Dr Willett, now 75, said, “You don’t have to get to zero consumption to minimise the impact on sleep,” but he acknowledged that a person’s sensitivity to caffeine “probably increases with age.”
People also vary widely in how rapidly they metabolise caffeine, enabling some to sleep soundly after drinking caffeinated coffee at dinner while others have trouble sleeping if they have coffee at lunch.
But even if you can fall asleep readily after an evening coffee, it may disrupt your ability to get adequate deep sleep, Pollan states in his forthcoming book, This Is Your Mind On Plants.
Dr Willett said it’s possible to develop a degree of tolerance to caffeine’s effect on sleep. My 75-year-old brother, an inveterate imbiber of caffeinated coffee, claims it has no effect on him.
However, acquiring a tolerance to caffeine could blunt its benefit if, say, you wanted it to help you stay alert and focused while driving or taking a test.

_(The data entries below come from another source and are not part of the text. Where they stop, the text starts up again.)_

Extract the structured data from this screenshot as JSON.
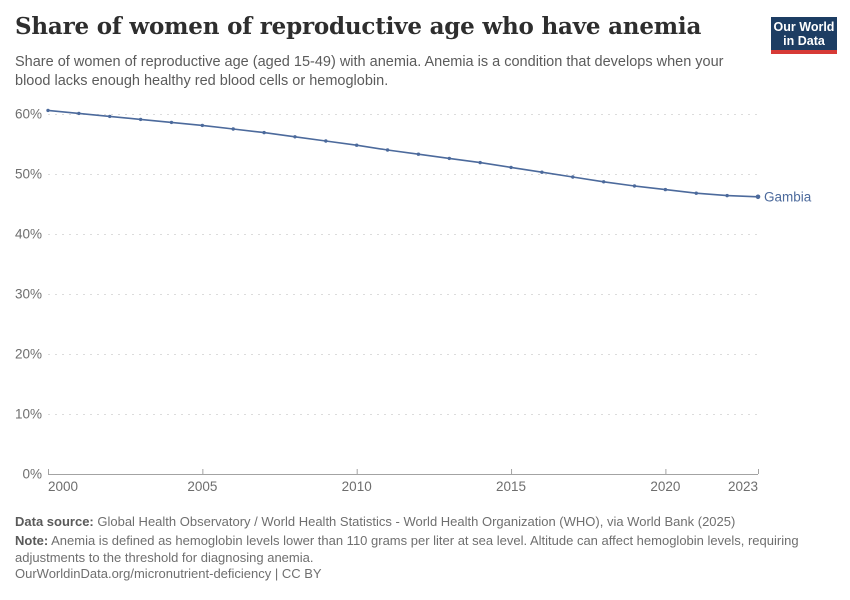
{
  "header": {
    "title": "Share of women of reproductive age who have anemia",
    "subtitle": "Share of women of reproductive age (aged 15-49) with anemia. Anemia is a condition that develops when your blood lacks enough healthy red blood cells or hemoglobin.",
    "logo": {
      "line1": "Our World",
      "line2": "in Data",
      "bg_color": "#1d3d63",
      "stripe_color": "#d73a36"
    }
  },
  "chart_data": {
    "type": "line",
    "title": "Share of women of reproductive age who have anemia",
    "xlabel": "",
    "ylabel": "",
    "xlim": [
      2000,
      2023
    ],
    "ylim": [
      0,
      60
    ],
    "grid": "dashed-horizontal",
    "legend_position": "end-of-line-label",
    "x_ticks": [
      {
        "value": 2000,
        "label": "2000"
      },
      {
        "value": 2005,
        "label": "2005"
      },
      {
        "value": 2010,
        "label": "2010"
      },
      {
        "value": 2015,
        "label": "2015"
      },
      {
        "value": 2020,
        "label": "2020"
      },
      {
        "value": 2023,
        "label": "2023"
      }
    ],
    "y_ticks": [
      {
        "value": 0,
        "label": "0%"
      },
      {
        "value": 10,
        "label": "10%"
      },
      {
        "value": 20,
        "label": "20%"
      },
      {
        "value": 30,
        "label": "30%"
      },
      {
        "value": 40,
        "label": "40%"
      },
      {
        "value": 50,
        "label": "50%"
      },
      {
        "value": 60,
        "label": "60%"
      }
    ],
    "x": [
      2000,
      2001,
      2002,
      2003,
      2004,
      2005,
      2006,
      2007,
      2008,
      2009,
      2010,
      2011,
      2012,
      2013,
      2014,
      2015,
      2016,
      2017,
      2018,
      2019,
      2020,
      2021,
      2022,
      2023
    ],
    "series": [
      {
        "name": "Gambia",
        "color": "#4c6a9c",
        "values": [
          60.6,
          60.1,
          59.6,
          59.1,
          58.6,
          58.1,
          57.5,
          56.9,
          56.2,
          55.5,
          54.8,
          54.0,
          53.3,
          52.6,
          51.9,
          51.1,
          50.3,
          49.5,
          48.7,
          48.0,
          47.4,
          46.8,
          46.4,
          46.2
        ]
      }
    ],
    "colors": {
      "grid": "#dcdcdc",
      "axis": "#a3a3a3",
      "tick_label": "#6e6e6e"
    }
  },
  "footer": {
    "source_label": "Data source:",
    "source_text": " Global Health Observatory / World Health Statistics - World Health Organization (WHO), via World Bank (2025)",
    "note_label": "Note:",
    "note_text": " Anemia is defined as hemoglobin levels lower than 110 grams per liter at sea level. Altitude can affect hemoglobin levels, requiring adjustments to the threshold for diagnosing anemia.",
    "url_text": "OurWorldinData.org/micronutrient-deficiency | CC BY"
  }
}
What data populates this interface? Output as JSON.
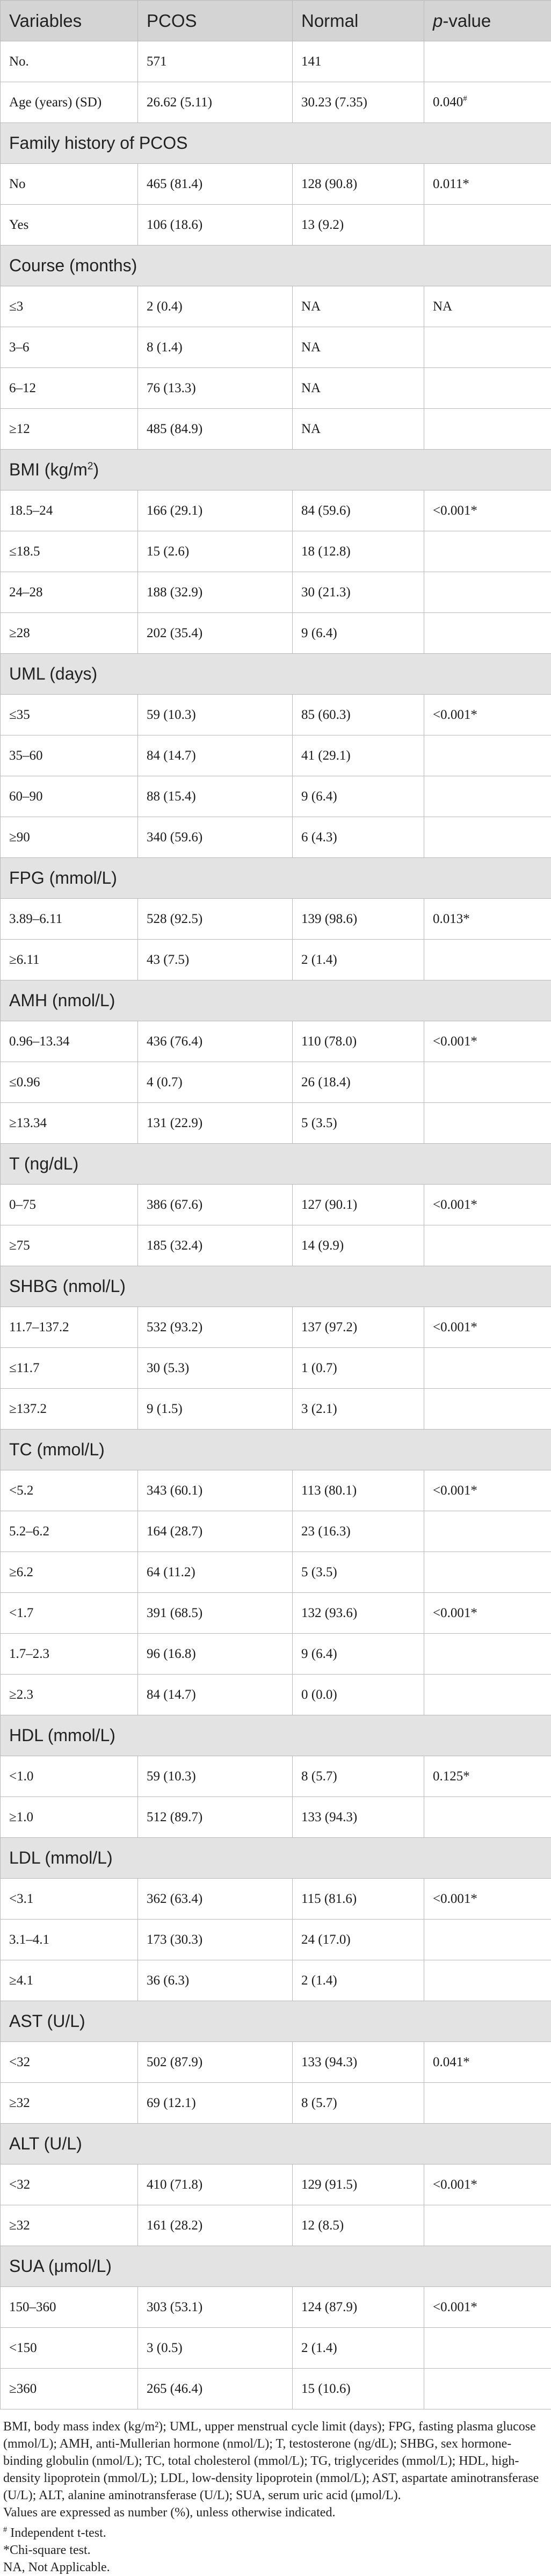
{
  "header": {
    "variables": "Variables",
    "pcos": "PCOS",
    "normal": "Normal",
    "pvalue_p": "p",
    "pvalue_rest": "-value"
  },
  "sections": [
    {
      "group": null,
      "rows": [
        {
          "label": "No.",
          "pcos": "571",
          "normal": "141",
          "p": ""
        },
        {
          "label": "Age (years) (SD)",
          "pcos": "26.62 (5.11)",
          "normal": "30.23 (7.35)",
          "p": "0.040",
          "p_sup": "#"
        }
      ]
    },
    {
      "group": "Family history of PCOS",
      "rows": [
        {
          "label": "No",
          "pcos": "465 (81.4)",
          "normal": "128 (90.8)",
          "p": "0.011*"
        },
        {
          "label": "Yes",
          "pcos": "106 (18.6)",
          "normal": "13 (9.2)",
          "p": ""
        }
      ]
    },
    {
      "group": "Course (months)",
      "rows": [
        {
          "label": "≤3",
          "pcos": "2 (0.4)",
          "normal": "NA",
          "p": "NA"
        },
        {
          "label": "3–6",
          "pcos": "8 (1.4)",
          "normal": "NA",
          "p": ""
        },
        {
          "label": "6–12",
          "pcos": "76 (13.3)",
          "normal": "NA",
          "p": ""
        },
        {
          "label": "≥12",
          "pcos": "485 (84.9)",
          "normal": "NA",
          "p": ""
        }
      ]
    },
    {
      "group": "BMI (kg/m",
      "group_sup": "2",
      "group_tail": ")",
      "rows": [
        {
          "label": "18.5–24",
          "pcos": "166 (29.1)",
          "normal": "84 (59.6)",
          "p": "<0.001*"
        },
        {
          "label": "≤18.5",
          "pcos": "15 (2.6)",
          "normal": "18 (12.8)",
          "p": ""
        },
        {
          "label": "24–28",
          "pcos": "188 (32.9)",
          "normal": "30 (21.3)",
          "p": ""
        },
        {
          "label": "≥28",
          "pcos": "202 (35.4)",
          "normal": "9 (6.4)",
          "p": ""
        }
      ]
    },
    {
      "group": "UML (days)",
      "rows": [
        {
          "label": "≤35",
          "pcos": "59 (10.3)",
          "normal": "85 (60.3)",
          "p": "<0.001*"
        },
        {
          "label": "35–60",
          "pcos": "84 (14.7)",
          "normal": "41 (29.1)",
          "p": ""
        },
        {
          "label": "60–90",
          "pcos": "88 (15.4)",
          "normal": "9 (6.4)",
          "p": ""
        },
        {
          "label": "≥90",
          "pcos": "340 (59.6)",
          "normal": "6 (4.3)",
          "p": ""
        }
      ]
    },
    {
      "group": "FPG (mmol/L)",
      "rows": [
        {
          "label": "3.89–6.11",
          "pcos": "528 (92.5)",
          "normal": "139 (98.6)",
          "p": "0.013*"
        },
        {
          "label": "≥6.11",
          "pcos": "43 (7.5)",
          "normal": "2 (1.4)",
          "p": ""
        }
      ]
    },
    {
      "group": "AMH (nmol/L)",
      "rows": [
        {
          "label": "0.96–13.34",
          "pcos": "436 (76.4)",
          "normal": "110 (78.0)",
          "p": "<0.001*"
        },
        {
          "label": "≤0.96",
          "pcos": "4 (0.7)",
          "normal": "26 (18.4)",
          "p": ""
        },
        {
          "label": "≥13.34",
          "pcos": "131 (22.9)",
          "normal": "5 (3.5)",
          "p": ""
        }
      ]
    },
    {
      "group": "T (ng/dL)",
      "rows": [
        {
          "label": "0–75",
          "pcos": "386 (67.6)",
          "normal": "127 (90.1)",
          "p": "<0.001*"
        },
        {
          "label": "≥75",
          "pcos": "185 (32.4)",
          "normal": "14 (9.9)",
          "p": ""
        }
      ]
    },
    {
      "group": "SHBG (nmol/L)",
      "rows": [
        {
          "label": "11.7–137.2",
          "pcos": "532 (93.2)",
          "normal": "137 (97.2)",
          "p": "<0.001*"
        },
        {
          "label": "≤11.7",
          "pcos": "30 (5.3)",
          "normal": "1 (0.7)",
          "p": ""
        },
        {
          "label": "≥137.2",
          "pcos": "9 (1.5)",
          "normal": "3 (2.1)",
          "p": ""
        }
      ]
    },
    {
      "group": "TC (mmol/L)",
      "rows": [
        {
          "label": "<5.2",
          "pcos": "343 (60.1)",
          "normal": "113 (80.1)",
          "p": "<0.001*"
        },
        {
          "label": "5.2–6.2",
          "pcos": "164 (28.7)",
          "normal": "23 (16.3)",
          "p": ""
        },
        {
          "label": "≥6.2",
          "pcos": "64 (11.2)",
          "normal": "5 (3.5)",
          "p": ""
        },
        {
          "label": "<1.7",
          "pcos": "391 (68.5)",
          "normal": "132 (93.6)",
          "p": "<0.001*"
        },
        {
          "label": "1.7–2.3",
          "pcos": "96 (16.8)",
          "normal": "9 (6.4)",
          "p": ""
        },
        {
          "label": "≥2.3",
          "pcos": "84 (14.7)",
          "normal": "0 (0.0)",
          "p": ""
        }
      ]
    },
    {
      "group": "HDL (mmol/L)",
      "rows": [
        {
          "label": "<1.0",
          "pcos": "59 (10.3)",
          "normal": "8 (5.7)",
          "p": "0.125*"
        },
        {
          "label": "≥1.0",
          "pcos": "512 (89.7)",
          "normal": "133 (94.3)",
          "p": ""
        }
      ]
    },
    {
      "group": "LDL (mmol/L)",
      "rows": [
        {
          "label": "<3.1",
          "pcos": "362 (63.4)",
          "normal": "115 (81.6)",
          "p": "<0.001*"
        },
        {
          "label": "3.1–4.1",
          "pcos": "173 (30.3)",
          "normal": "24 (17.0)",
          "p": ""
        },
        {
          "label": "≥4.1",
          "pcos": "36 (6.3)",
          "normal": "2 (1.4)",
          "p": ""
        }
      ]
    },
    {
      "group": "AST (U/L)",
      "rows": [
        {
          "label": "<32",
          "pcos": "502 (87.9)",
          "normal": "133 (94.3)",
          "p": "0.041*"
        },
        {
          "label": "≥32",
          "pcos": "69 (12.1)",
          "normal": "8 (5.7)",
          "p": ""
        }
      ]
    },
    {
      "group": "ALT (U/L)",
      "rows": [
        {
          "label": "<32",
          "pcos": "410 (71.8)",
          "normal": "129 (91.5)",
          "p": "<0.001*"
        },
        {
          "label": "≥32",
          "pcos": "161 (28.2)",
          "normal": "12 (8.5)",
          "p": ""
        }
      ]
    },
    {
      "group": "SUA (μmol/L)",
      "rows": [
        {
          "label": "150–360",
          "pcos": "303 (53.1)",
          "normal": "124 (87.9)",
          "p": "<0.001*"
        },
        {
          "label": "<150",
          "pcos": "3 (0.5)",
          "normal": "2 (1.4)",
          "p": ""
        },
        {
          "label": "≥360",
          "pcos": "265 (46.4)",
          "normal": "15 (10.6)",
          "p": ""
        }
      ]
    }
  ],
  "footnotes": {
    "abbreviations": "BMI, body mass index (kg/m²); UML, upper menstrual cycle limit (days); FPG, fasting plasma glucose (mmol/L); AMH, anti-Mullerian hormone (nmol/L); T, testosterone (ng/dL); SHBG, sex hormone-binding globulin (nmol/L); TC, total cholesterol (mmol/L); TG, triglycerides (mmol/L); HDL, high-density lipoprotein (mmol/L); LDL, low-density lipoprotein (mmol/L); AST, aspartate aminotransferase (U/L); ALT, alanine aminotransferase (U/L); SUA, serum uric acid (μmol/L).",
    "values_note": "Values are expressed as number (%), unless otherwise indicated.",
    "hash_mark": "#",
    "hash_note": " Independent t-test.",
    "star_note": "*Chi-square test.",
    "na_note": "NA, Not Applicable."
  }
}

Caffeine is one of more than a thousand chemicals in coffee, not all of which are beneficial.
Among others with positive effects are polyphenols and antioxidants. Polyphenols can inhibit the growth of cancer cells and lower the risk of Type 2 diabetes; antioxidants, which have anti-inflammatory effects, can counter both heart disease and cancer, the nation’s leading killers.
None of this means coffee is beneficial regardless of how it’s prepared. When brewed without a paper filter, as in French press, Norwegian boiled coffee, espresso or Turkish coffee, oily chemicals called diterpenes come through that can raise artery-damaging LDL cholesterol.
However, these chemicals are virtually absent in both filtered and instant coffee. Knowing I have a cholesterol problem, I dissected a coffee pod and found a paper filter lining the plastic cup. Whew!
Also countering the potential health benefits of coffee are popular additions some people use, like cream and sweet syrups, that can convert this calorie-free beverage into a calorie-rich dessert.
“All the things people put into coffee can result in a junk food with as many as 500 to 600 calories,” Dr Willett said.
A 16-ounce Starbucks Mocha Frappuccino, for example, has 51g of sugar, 15g of fat (10 of them saturated) and 370 calories.
With iced coffee season approaching, more people are likely to turn to cold-brew coffee. Now rising in popularity, cold brew counters coffee’s natural acidity and the bitterness that results when boiling water is poured over the grounds.
Cold brew is made by steeping the grounds in cold water for several hours, then straining the liquid through a paper filter to remove the grounds and harmful diterpenes, and keep the flavour and caffeine for you to enjoy. Cold brew can also be made with decaffeinated coffee.
Decaf is not totally without health benefits. As with caffeinated coffee, the polyphenols it contains have anti-inflammatory properties that may lower the risk of Type 2 diabetes and cancer.